Questi costumi rappresentano gli Kachinas, gli “Spiriti”. Ogni ornamento ha il suo significato, ogni dio ha la sua rappresentazione simbolica. Ci sono tra gli Kachinas, che gli artisti hopi stilizzano sotto la forma di bambole, il Sole e l’Orso bruno ; l’Uomo delle nubi e la Donna che porta il freddo; l’Uomo-Serpente, che appare nel mese d’agosto affinché le ultime piogge della stagione apportino raccolti pletorici.

Presso gli Indiani, il sacro si trova dappertutto, malgrado il modernismo che avanza. E l’uomo-medicina dei Navajo fa a meno di praticare la medicina dei bianchi : “Da noi la salute e la religione sono legati intimamente. Il segreto della salute è l’armonia. I miei atti tendono a ristabilire l’ordine naturale delle cose”.

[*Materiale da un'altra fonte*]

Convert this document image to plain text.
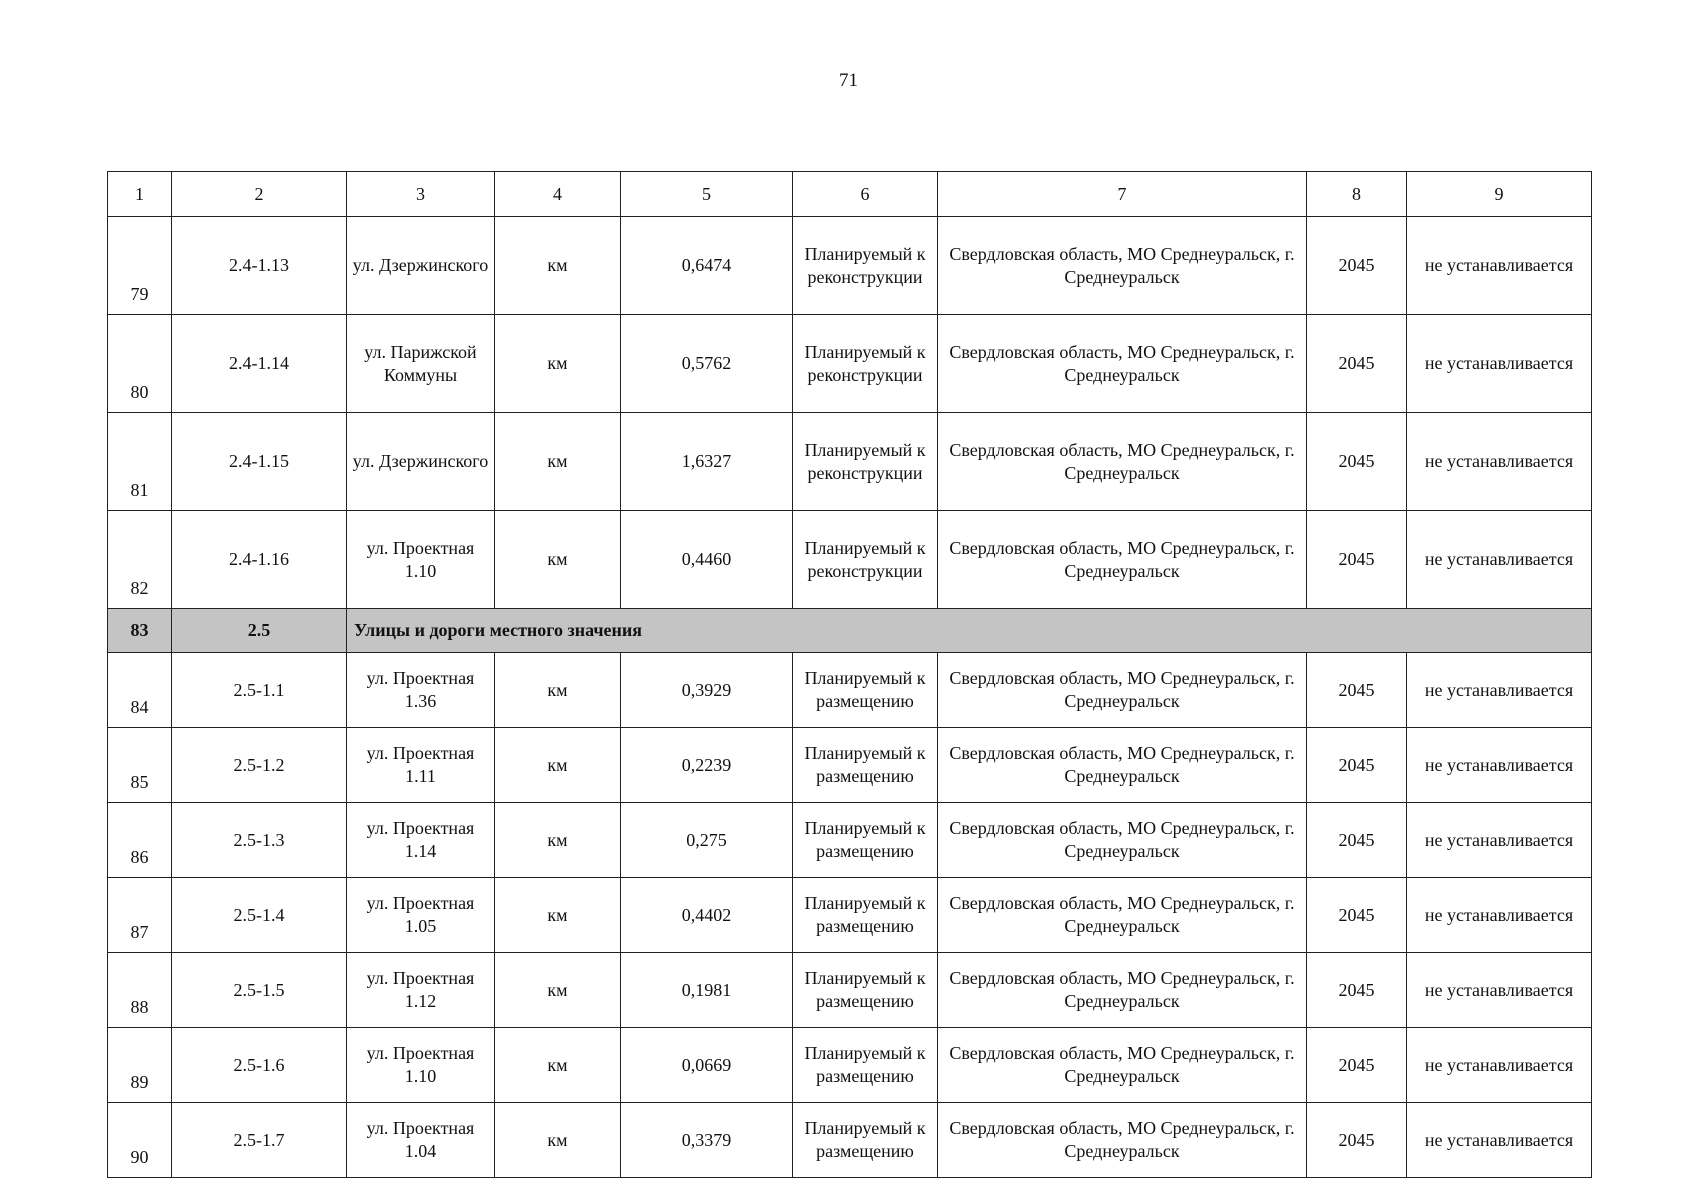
71
1	2	3	4	5	6	7	8	9
79	2.4-1.13	ул. Дзержинского	км	0,6474	Планируемый к реконструкции	Свердловская область, МО Среднеуральск, г. Среднеуральск	2045	не устанавливается
80	2.4-1.14	ул. Парижской Коммуны	км	0,5762	Планируемый к реконструкции	Свердловская область, МО Среднеуральск, г. Среднеуральск	2045	не устанавливается
81	2.4-1.15	ул. Дзержинского	км	1,6327	Планируемый к реконструкции	Свердловская область, МО Среднеуральск, г. Среднеуральск	2045	не устанавливается
82	2.4-1.16	ул. Проектная 1.10	км	0,4460	Планируемый к реконструкции	Свердловская область, МО Среднеуральск, г. Среднеуральск	2045	не устанавливается
83	2.5	Улицы и дороги местного значения						
84	2.5-1.1	ул. Проектная 1.36	км	0,3929	Планируемый к размещению	Свердловская область, МО Среднеуральск, г. Среднеуральск	2045	не устанавливается
85	2.5-1.2	ул. Проектная 1.11	км	0,2239	Планируемый к размещению	Свердловская область, МО Среднеуральск, г. Среднеуральск	2045	не устанавливается
86	2.5-1.3	ул. Проектная 1.14	км	0,275	Планируемый к размещению	Свердловская область, МО Среднеуральск, г. Среднеуральск	2045	не устанавливается
87	2.5-1.4	ул. Проектная 1.05	км	0,4402	Планируемый к размещению	Свердловская область, МО Среднеуральск, г. Среднеуральск	2045	не устанавливается
88	2.5-1.5	ул. Проектная 1.12	км	0,1981	Планируемый к размещению	Свердловская область, МО Среднеуральск, г. Среднеуральск	2045	не устанавливается
89	2.5-1.6	ул. Проектная 1.10	км	0,0669	Планируемый к размещению	Свердловская область, МО Среднеуральск, г. Среднеуральск	2045	не устанавливается
90	2.5-1.7	ул. Проектная 1.04	км	0,3379	Планируемый к размещению	Свердловская область, МО Среднеуральск, г. Среднеуральск	2045	не устанавливается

Abbiamo assistito, nella prima mesa, a danze hopi avvincenti. A forti tinte, con cinquanta danzatori mascherati, che hanno fatto evoluzioni, per ore, in mezzo agli abitanti del villaggio. Fra essi, eravamo il solo bianco. Mi si è detto, in seguito, che questa danza era proibita agli stranieri. Tuttavia nessuno ci ha respinto. Essi si sono anche stretti per farci posto.

Una perfetta sinfonia in ocra maggiore

Se fossimo stati fotografi, le cose si sarebbero svolte differentemente. Presso gli Hopi le foto sono strettamente proibite. Michael ne spiega le ragioni : “Gli Hopi sono molto accoglienti e i primi turisti sono stati ricevuti qui, a braccia aperte, ma siamo stati ridicolizzati !. Gli Hopi si sono anche trovati negli Stati Uniti, eroi comici di un fumetto ! I nostri vecchi si sono adirati. Molte nostre danze sono oggi proibite ai bianchi e non tolleriamo nelle nostre mesas alcun fotografo !”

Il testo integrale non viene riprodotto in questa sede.